Elizabeth Hofheinz, M.P.H., M.Ed.
A team of researchers from Cedars-Sinai Medical Center in Los Angeles wanted to determine the consistency—or inconsistency—in antibiotic-prescribing practices around the U.S. Their work, a substudy of two ongoing multicenter randomized controlled trials known as the Program of Randomized Trials to Evaluate Preoperative antiseptic skin solutions In orthopaedic Trauma (PREP-IT), was titled, “Low Adherence to Recommended Guidelines for Open Fracture Antibiotic Prophylaxis,” and appears in the April 7, 2021 edition of The Journal of Bone and Joint Surgery.
Carol Lin, M.D., M.A. is an Orthopaedic Trauma and Adult Reconstruction surgeon and is Director of the Geriatric Fracture Program and Co-Chair of the Committee on Inclusion, Equity, and Advancement at Cedars-Sinai Medical Center in Los Angeles.
Curiosity sparked by variations in treatment
Dr. Lin told OSN: “While I was a research fellow at Hennepin County Medical Center in Minneapolis, I noticed that the institutional protocol used piperacillin/tazobactam as part of their protocol for antibiotic prophylaxis for open fractures. This was different than what I had been taught throughout residency and sparked an interest over the next several years in what other centers were doing. I’d ask colleagues at meetings what their personal and institutional protocols were and found that there was a surprising variety.”
“This study really wouldn’t have happened were it not for a METRC Emerging Investigators Clinical Research workshop my chairman, Dr. Mark Vrahas, sponsored me to attend at Shock Trauma in June of 2019. I had been considering different ways of studying antibiotic prescribing protocols but didn’t feel that a simple survey would be that illuminating given the generally low and often unrepresentative response rate.”
“At that workshop I learned about a pair of large prospective, randomized multicenter studies called the PREP-IT studies which were studying different skin prep solutions in closed and open fractures. I learned that they had already enrolled more than 1000 open fractures in the study and had collected detailed information on antibiotics as part of the study protocol.”
“Since the choice of prophylactic antibiotics was left up to the individual centers, I thought it would be an ideal opportunity to see what different centers around North America were using for their open fracture prophylaxis.”
Who, what, how?
A total of 1,234 patients were included, with exclusion criteria as follows: initial management at an outside hospital, active infection at the time of injury, terminal injuries, incarceration, or inability to follow up. Demographic and medical characteristics and open fracture characteristics for both the Gustilo classification and the OTA classification were noted. All patients received antibiotics on the day of admission.

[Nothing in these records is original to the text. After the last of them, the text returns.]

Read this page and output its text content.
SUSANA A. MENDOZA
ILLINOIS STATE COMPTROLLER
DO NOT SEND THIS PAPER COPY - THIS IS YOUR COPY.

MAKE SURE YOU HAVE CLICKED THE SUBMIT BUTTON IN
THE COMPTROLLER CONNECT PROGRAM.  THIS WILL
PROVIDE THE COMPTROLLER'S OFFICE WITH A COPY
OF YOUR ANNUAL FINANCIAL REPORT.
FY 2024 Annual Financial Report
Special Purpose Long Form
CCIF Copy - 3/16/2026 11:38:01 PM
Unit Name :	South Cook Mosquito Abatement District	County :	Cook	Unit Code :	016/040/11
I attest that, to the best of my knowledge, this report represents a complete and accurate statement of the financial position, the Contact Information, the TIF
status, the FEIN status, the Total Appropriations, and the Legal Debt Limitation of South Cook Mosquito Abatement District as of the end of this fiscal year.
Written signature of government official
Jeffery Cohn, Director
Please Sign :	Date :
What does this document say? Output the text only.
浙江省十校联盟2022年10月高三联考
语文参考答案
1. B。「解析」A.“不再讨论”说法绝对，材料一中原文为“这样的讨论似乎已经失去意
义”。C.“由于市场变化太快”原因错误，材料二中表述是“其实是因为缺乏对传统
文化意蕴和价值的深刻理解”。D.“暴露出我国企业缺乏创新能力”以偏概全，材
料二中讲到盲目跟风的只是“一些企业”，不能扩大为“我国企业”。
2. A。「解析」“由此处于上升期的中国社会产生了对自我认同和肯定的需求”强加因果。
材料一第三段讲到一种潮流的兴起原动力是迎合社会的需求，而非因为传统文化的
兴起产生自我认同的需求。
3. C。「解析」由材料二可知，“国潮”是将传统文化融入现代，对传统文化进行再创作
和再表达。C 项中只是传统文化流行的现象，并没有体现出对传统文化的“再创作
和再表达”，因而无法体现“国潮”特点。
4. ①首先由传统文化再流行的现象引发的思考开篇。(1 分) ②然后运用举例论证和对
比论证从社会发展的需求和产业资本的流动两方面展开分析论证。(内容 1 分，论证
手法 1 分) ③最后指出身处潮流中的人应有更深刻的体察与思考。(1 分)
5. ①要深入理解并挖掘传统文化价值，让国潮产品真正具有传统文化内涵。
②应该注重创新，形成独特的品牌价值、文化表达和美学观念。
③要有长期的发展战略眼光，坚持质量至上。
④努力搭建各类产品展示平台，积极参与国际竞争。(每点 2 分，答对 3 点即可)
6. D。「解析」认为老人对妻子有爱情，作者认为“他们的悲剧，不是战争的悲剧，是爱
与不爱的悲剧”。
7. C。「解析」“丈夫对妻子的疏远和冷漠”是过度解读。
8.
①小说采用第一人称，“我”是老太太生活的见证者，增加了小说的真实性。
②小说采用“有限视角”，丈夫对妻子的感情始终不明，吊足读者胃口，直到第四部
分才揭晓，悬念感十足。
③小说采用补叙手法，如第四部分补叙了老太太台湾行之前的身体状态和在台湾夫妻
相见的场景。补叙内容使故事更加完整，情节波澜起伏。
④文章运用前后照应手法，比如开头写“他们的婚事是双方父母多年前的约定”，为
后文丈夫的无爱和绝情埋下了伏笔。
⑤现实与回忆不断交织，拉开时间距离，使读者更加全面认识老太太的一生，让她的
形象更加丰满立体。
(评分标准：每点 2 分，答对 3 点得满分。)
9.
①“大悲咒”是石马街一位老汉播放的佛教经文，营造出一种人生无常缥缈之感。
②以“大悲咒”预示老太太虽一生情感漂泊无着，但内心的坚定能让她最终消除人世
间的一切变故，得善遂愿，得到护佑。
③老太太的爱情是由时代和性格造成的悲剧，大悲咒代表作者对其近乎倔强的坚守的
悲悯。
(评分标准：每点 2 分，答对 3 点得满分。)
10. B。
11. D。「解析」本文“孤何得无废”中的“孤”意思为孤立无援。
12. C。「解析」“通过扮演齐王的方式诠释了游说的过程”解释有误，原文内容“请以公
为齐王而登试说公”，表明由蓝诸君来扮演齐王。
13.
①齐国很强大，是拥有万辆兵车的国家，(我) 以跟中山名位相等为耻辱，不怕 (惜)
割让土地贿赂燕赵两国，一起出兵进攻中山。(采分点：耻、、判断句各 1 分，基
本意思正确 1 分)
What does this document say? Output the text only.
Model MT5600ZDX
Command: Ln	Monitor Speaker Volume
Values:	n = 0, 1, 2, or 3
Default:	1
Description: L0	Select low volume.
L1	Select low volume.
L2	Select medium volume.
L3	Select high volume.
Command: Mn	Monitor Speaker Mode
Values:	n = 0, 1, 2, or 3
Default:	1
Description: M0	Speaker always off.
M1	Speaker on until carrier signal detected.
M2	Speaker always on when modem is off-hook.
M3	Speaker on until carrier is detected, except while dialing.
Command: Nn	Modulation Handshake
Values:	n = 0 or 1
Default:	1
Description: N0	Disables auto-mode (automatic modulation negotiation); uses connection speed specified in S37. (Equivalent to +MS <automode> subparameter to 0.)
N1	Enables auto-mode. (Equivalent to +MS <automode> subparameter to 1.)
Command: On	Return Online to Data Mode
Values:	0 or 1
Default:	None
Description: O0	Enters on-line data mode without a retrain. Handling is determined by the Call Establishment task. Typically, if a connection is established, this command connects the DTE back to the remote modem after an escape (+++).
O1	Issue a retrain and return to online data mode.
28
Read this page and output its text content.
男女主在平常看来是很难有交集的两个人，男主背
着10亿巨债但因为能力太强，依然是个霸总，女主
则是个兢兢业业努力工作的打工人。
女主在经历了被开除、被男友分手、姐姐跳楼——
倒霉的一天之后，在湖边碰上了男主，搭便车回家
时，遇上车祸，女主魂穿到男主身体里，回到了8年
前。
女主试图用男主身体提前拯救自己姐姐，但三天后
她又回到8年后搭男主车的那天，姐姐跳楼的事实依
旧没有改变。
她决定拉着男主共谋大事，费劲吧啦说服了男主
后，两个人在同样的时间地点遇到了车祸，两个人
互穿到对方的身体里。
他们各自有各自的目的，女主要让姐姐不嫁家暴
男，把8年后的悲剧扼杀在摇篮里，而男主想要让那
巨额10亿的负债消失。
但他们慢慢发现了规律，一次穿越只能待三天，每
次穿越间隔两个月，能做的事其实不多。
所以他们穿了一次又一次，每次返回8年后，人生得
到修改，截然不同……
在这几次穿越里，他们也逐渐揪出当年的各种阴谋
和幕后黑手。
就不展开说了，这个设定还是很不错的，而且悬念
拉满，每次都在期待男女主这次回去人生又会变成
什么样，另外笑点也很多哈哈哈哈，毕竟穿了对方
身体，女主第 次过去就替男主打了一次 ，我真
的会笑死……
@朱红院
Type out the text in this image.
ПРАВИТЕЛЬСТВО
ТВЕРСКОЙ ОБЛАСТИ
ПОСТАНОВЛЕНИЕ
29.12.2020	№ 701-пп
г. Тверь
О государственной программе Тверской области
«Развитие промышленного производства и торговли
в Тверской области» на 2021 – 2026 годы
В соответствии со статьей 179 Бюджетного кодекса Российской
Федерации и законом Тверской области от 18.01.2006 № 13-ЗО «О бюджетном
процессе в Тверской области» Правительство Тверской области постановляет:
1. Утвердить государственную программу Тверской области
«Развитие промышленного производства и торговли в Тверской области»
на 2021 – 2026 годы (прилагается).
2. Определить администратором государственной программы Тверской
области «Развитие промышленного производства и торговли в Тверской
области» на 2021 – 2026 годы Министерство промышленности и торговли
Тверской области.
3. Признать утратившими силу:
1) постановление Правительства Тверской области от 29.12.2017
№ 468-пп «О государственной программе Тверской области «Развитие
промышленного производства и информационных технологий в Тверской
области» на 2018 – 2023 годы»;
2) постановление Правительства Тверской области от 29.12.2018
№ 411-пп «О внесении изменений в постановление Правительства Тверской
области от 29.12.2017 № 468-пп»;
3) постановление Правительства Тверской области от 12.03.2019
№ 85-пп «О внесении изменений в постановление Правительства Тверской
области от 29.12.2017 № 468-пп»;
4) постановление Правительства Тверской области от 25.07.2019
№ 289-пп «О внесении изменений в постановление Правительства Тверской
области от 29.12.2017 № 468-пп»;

“The most commonly prescribed antibiotic regimen was cefazolin monotherapy (53.6%),” wrote the authors. “Among patients with Type-I and Type-II fractures, there was 61.1% compliance with cefazolin monotherapy. In contrast, only 17.2% of patients with Type-III fractures received the recommended cefazolin and aminoglycoside therapy, with an additional 6.7% receiving piperacillin/tazobactam.”
Dr. Lin commented to OSN: “We saw that there is a surprising amount of variety in what different trauma centers are using for their first-line antibiotic prophylaxis in open fractures. For those of us in trauma, the work of Gustilo and Anderson is often considered gospel, so to see how much divergence there was from their original recommendations was really surprising. Even when you considered the broader guidelines laid down by the American College of Surgeons, which focuses more on the type of bacterial coverage rather than specific antibiotics, very few of the most severely injured open fractures are receiving the broad-spectrum coverage I would expect. But you also have to remember that Gustilo and Anderson published their seminal papers 40 years ago now, and a lot has changed both regarding what bacteria are out there in the community and our techniques for limb salvage and reconstruction.”
“Furthermore, most if not all of these centers are high-volume academic trauma centers where a significant portion of extremity trauma research is performed, so if they are moving away from the original guidelines, then maybe we need to re-examine the traditional dogma.”
“I have to really commend Dr. Gerard Slobogean and the PREP-IT team for not only being so open to the study proposal but also being incredibly generous with access to data and statistical/logistical support.”
“I think the next steps in this study can go in two directions: the first is to evaluate what kinds of open fracture prophylaxis are being used in the community, since the PREP-IT centers are all primarily academic centers, and the second is to see what kind of clinical effect this divergence from traditional recommendations may have.”
“Ultimately, I’d love to see a high-quality prospective randomized trial help us answer the question of what the most appropriate protocol should be so we can achieve the best outcomes for these patients.”